- Born: Cobh, County Cork, Ireland
- Education: Coláiste an Phiarsaigh
- Occupations: Singer, dancer, television talent judge
- Known for: Membership of Six, county councillor
- Political party: Fine Gael

= Sinéad Sheppard =

Irish politician and entertainer

Sinéad Sheppard is an Irish politician and dancing tutor, and former member of the pop group Six. She rose to fame in the 2001-2002 RTÉ One television series Popstars, in which she was selected as a member of the group. After the band's swift demise, Sheppard formed her own dance school and featured as an advisor to judge John Creedon in the 2009 talent show The All Ireland Talent Show. Since 2009 she has served as a member of local councils in Cork, representing Fine Gael.

==Early life==
Sheppard is originally from Midleton Street in Cobh, County Cork. She is a fluent Irish speaker having been educated at Coláiste an Phíarsaigh, a gaelscoil in Glanmire, County Cork. Before being discovered by Louis Walsh, she was intending to pursue a career in public relations.

==Career==
===Six membership===
Sheppard was nineteen when she was selected as a member of Six. Her first show as a member of Six was at the ChildLine Concert in the Point Theatre, Dublin, where she performed in front of 8000 people. Six released two multi-platinum selling singles, both of which reached No. 1 in the Irish Singles Chart, and also had a top five album in Ireland. Their first single, "There's a Whole Lot of Loving" is the 3rd fastest-selling single in Irish musical history. Six did an arena tour with Westlife in England, playing a total of sixty-six shows, and two nationwide tours of Ireland.

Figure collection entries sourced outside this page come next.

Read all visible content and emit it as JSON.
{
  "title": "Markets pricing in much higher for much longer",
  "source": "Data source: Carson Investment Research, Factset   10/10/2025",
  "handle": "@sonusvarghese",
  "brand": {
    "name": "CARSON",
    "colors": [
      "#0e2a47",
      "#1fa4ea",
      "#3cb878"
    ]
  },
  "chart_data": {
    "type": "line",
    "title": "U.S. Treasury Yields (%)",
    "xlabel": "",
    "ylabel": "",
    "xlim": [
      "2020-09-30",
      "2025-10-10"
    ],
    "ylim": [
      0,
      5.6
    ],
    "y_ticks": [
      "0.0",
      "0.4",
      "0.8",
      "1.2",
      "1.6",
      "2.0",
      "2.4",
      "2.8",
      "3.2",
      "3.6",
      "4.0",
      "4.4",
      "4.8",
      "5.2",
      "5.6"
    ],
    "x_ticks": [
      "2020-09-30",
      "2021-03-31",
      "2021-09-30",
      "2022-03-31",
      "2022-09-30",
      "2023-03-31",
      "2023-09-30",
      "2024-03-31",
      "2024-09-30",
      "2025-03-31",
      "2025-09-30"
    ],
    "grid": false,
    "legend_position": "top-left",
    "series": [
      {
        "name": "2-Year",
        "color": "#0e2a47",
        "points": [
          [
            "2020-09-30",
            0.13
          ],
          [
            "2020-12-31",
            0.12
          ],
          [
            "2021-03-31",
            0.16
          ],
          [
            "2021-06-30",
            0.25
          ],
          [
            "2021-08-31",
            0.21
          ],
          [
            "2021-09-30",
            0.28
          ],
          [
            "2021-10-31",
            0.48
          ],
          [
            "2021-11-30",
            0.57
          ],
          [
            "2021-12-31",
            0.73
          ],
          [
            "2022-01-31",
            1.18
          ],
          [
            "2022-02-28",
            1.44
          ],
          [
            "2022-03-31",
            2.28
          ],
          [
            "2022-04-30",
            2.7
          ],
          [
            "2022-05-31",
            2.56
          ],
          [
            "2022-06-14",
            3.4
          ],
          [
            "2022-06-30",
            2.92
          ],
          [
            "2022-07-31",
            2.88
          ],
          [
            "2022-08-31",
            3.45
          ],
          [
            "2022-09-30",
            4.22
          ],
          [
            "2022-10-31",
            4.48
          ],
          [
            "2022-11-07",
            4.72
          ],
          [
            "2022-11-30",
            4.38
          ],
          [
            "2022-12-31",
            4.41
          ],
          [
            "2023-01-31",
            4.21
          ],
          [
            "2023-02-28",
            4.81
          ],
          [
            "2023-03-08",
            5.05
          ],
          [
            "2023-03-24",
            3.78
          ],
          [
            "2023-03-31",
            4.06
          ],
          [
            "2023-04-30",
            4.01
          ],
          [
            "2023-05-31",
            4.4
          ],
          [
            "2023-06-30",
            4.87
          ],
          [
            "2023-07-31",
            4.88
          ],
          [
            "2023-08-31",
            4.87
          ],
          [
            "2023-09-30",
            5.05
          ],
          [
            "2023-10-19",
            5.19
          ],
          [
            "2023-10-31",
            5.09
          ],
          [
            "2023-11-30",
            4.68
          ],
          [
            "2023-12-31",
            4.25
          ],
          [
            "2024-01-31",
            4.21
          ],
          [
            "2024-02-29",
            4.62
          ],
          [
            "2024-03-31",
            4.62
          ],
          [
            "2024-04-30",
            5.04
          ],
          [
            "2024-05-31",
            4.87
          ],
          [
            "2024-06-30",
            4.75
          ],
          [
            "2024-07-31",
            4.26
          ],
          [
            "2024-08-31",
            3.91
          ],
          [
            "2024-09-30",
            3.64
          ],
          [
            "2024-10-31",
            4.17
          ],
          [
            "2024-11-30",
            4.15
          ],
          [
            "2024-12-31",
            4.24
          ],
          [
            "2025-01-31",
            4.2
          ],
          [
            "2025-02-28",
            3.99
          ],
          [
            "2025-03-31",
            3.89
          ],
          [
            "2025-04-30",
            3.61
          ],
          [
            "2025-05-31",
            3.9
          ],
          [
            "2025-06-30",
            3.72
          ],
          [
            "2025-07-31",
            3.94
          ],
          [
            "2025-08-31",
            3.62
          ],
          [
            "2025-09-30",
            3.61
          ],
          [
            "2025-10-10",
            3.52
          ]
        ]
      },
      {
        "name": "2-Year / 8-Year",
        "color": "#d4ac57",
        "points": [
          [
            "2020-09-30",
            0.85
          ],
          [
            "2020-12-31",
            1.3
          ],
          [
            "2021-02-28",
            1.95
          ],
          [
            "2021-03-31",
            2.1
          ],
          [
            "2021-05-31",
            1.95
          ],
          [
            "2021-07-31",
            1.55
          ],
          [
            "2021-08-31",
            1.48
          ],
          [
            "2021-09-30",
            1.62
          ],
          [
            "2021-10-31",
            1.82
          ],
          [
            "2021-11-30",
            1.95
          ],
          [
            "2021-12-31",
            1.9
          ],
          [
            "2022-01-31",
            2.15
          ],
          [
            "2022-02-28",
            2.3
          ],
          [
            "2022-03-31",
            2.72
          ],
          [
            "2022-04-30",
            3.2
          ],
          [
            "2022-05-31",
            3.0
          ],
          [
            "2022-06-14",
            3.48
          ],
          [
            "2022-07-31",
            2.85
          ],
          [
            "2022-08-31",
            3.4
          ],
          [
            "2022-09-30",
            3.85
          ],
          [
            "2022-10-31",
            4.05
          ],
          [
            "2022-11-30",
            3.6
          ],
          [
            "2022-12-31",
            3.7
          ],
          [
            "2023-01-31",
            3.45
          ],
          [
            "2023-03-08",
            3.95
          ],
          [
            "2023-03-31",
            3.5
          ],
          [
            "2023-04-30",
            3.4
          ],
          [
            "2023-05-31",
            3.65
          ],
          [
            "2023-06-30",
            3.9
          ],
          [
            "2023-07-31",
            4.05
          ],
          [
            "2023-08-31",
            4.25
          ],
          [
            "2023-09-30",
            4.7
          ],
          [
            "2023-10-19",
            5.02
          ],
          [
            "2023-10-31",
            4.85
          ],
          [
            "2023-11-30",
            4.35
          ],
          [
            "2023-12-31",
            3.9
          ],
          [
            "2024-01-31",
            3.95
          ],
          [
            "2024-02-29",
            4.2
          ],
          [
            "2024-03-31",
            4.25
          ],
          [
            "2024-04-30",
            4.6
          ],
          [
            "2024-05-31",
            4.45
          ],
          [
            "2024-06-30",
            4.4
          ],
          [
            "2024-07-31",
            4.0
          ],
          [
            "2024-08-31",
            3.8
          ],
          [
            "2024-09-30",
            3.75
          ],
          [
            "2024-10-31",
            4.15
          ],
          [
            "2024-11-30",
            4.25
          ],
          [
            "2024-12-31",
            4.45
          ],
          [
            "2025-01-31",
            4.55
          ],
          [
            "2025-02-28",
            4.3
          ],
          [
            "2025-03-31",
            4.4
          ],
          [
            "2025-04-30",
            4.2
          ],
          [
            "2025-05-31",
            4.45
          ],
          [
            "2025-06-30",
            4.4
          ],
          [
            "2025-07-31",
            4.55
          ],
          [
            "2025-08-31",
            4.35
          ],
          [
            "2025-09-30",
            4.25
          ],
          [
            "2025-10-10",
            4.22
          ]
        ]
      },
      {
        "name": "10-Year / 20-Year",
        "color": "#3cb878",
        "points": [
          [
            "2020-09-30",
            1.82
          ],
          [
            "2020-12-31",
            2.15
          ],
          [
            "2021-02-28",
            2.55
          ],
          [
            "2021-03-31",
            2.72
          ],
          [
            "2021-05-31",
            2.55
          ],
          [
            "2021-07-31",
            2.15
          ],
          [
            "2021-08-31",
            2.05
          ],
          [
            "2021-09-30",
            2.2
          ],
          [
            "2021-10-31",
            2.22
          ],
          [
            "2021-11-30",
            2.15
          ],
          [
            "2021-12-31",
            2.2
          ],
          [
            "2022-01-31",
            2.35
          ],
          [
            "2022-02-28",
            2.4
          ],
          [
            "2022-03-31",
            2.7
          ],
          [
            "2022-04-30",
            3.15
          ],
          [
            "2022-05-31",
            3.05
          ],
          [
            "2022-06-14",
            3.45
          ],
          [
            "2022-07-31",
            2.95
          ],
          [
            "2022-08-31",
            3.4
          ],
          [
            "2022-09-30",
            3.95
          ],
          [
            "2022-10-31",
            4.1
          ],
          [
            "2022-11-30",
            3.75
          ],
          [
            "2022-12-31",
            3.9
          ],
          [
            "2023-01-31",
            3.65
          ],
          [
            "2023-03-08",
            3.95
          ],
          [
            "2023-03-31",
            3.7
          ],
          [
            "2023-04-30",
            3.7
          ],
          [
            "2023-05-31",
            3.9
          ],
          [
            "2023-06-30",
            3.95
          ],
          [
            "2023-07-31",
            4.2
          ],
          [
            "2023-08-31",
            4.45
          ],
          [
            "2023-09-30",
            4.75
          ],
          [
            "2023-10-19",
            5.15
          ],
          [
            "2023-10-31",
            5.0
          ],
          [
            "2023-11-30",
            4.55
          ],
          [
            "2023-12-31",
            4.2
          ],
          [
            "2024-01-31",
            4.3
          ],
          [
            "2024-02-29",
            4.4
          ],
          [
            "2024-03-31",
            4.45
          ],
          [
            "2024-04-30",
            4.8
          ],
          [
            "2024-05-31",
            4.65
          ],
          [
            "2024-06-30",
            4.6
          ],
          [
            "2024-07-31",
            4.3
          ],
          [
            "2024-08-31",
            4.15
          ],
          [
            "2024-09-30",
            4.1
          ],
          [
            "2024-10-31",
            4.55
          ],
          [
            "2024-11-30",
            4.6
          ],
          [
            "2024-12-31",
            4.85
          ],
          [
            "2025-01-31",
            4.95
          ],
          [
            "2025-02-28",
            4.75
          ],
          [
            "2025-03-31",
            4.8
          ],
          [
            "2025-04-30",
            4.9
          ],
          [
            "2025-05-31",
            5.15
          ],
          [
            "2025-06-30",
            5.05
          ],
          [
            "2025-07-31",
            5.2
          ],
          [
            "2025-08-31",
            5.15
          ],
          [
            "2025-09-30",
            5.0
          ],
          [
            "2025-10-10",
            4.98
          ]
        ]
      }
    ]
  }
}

===Other musical aspirations===
Sheppard attempted to audition for the first series of the British-based talent show The X Factor in 2004 alongside fellow Popstars participants Emma O'Driscoll, Andy Orr, Liam McKenna and the runner-up in the first season of the Irish-based talent show You're a Star, Simon Casey.

===Television career===
Sheppard featured on The All Ireland Talent Show which began in January 2009. She appeared on 1 February 2009 episode to assist John Creedon in the selection of his five acts to represent The South in the competition, specialising in dance choreography.

==Politics==
In the 2009 local elections, Sheppard was elected to the town council of Cobh for Fine Gael. At the 2014 local elections, she was elected to Cork County Council for the local electoral area of Cobh. She was re-elected at the 2019 election and at the 2024 election.